Transaction batching protocol Furucombo has just lost $14 million in another “evil contract attack,” according to a recent report.
The tool enables users to “batch transactions using different decentralized Finance (DeFi) protocols at the same time.
About $14 million worth of different cryptocurrencies was transferred to the crypto address of the attacker from the platform. However, the amount seems to be higher than this since the attackers have been shifting Ethereaum (ETH) in batches to Tornado Cash over the past three hours.
Evil contract attack steadily on the rise
This type of attack on protocols seems to be growing in popularity and impact. Within a few months, users have lost over $70 million through this type of exploit on various protocols.
In an “evil contract exploit,” the threat actor opens a contract that deceives the protocol into recognizing it as belonging there, which opens up access to funds from the protocol.
The Furucombo hacking incident is similar to the last year’s “evil spell” attack on Struck Pickle Finance, which cost the platform about $20 million.
It’s also similar in concept to the $37 million “evil spell” attack on Alpha Francis earlier this month.
For the Furucombo attack, the threat actor made the protocol assume that their contract was the latest version of Aave. However, the attackers didn’t drain funds directly from the protocol, just like it happens with every evil contract exploit.
Instead, the attacker took advantage of the permissions given by users of the protocol to transfer funds. As protocols of this nature work, users may give token permissions on the protocol. So, the threat actors leveraged this opportunity to send funds from the accounts directly to their addresses.
Emiliano Bonassi, white-hat hacker and co-founder of DeFi Italy explained how the protocol works. “Infinite permissions means you can wipe everyone who interacted with Furucombo,” he said.
Many users have revoked their permissions
The Furucombo protocol team has released a statement regarding the attack.
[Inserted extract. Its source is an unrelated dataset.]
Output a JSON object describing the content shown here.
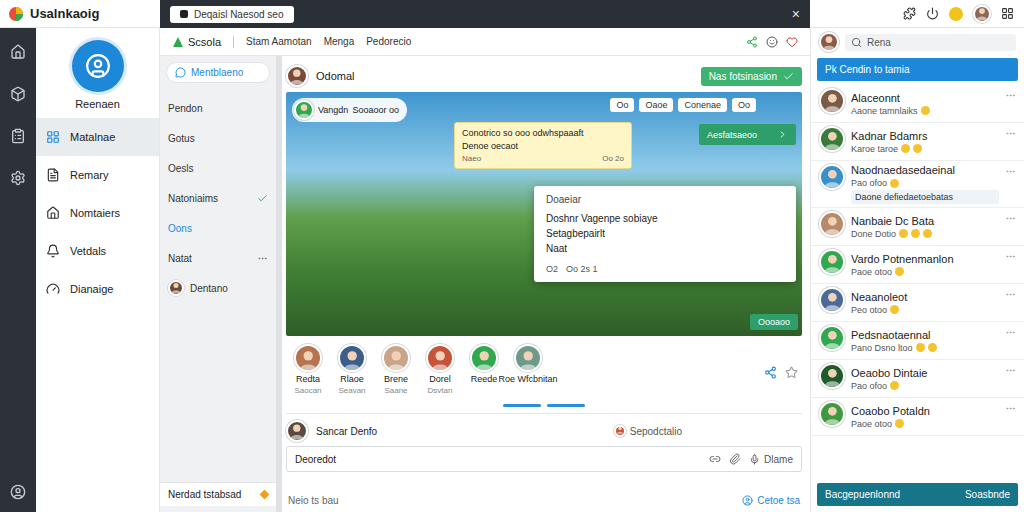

The team stated that the exploit has been mitigated, but it’s important not to throw caution to the wind. They have recommended the revoke of permissions for precautionary reasons. The team has also asked users to use the features at revoke cash to revoke permissions.
From the address of the attackers, it appears that most of the funds are no longer in the hackers’ address. As of the time of writing, the address still has over $1 million worth of crypto assets.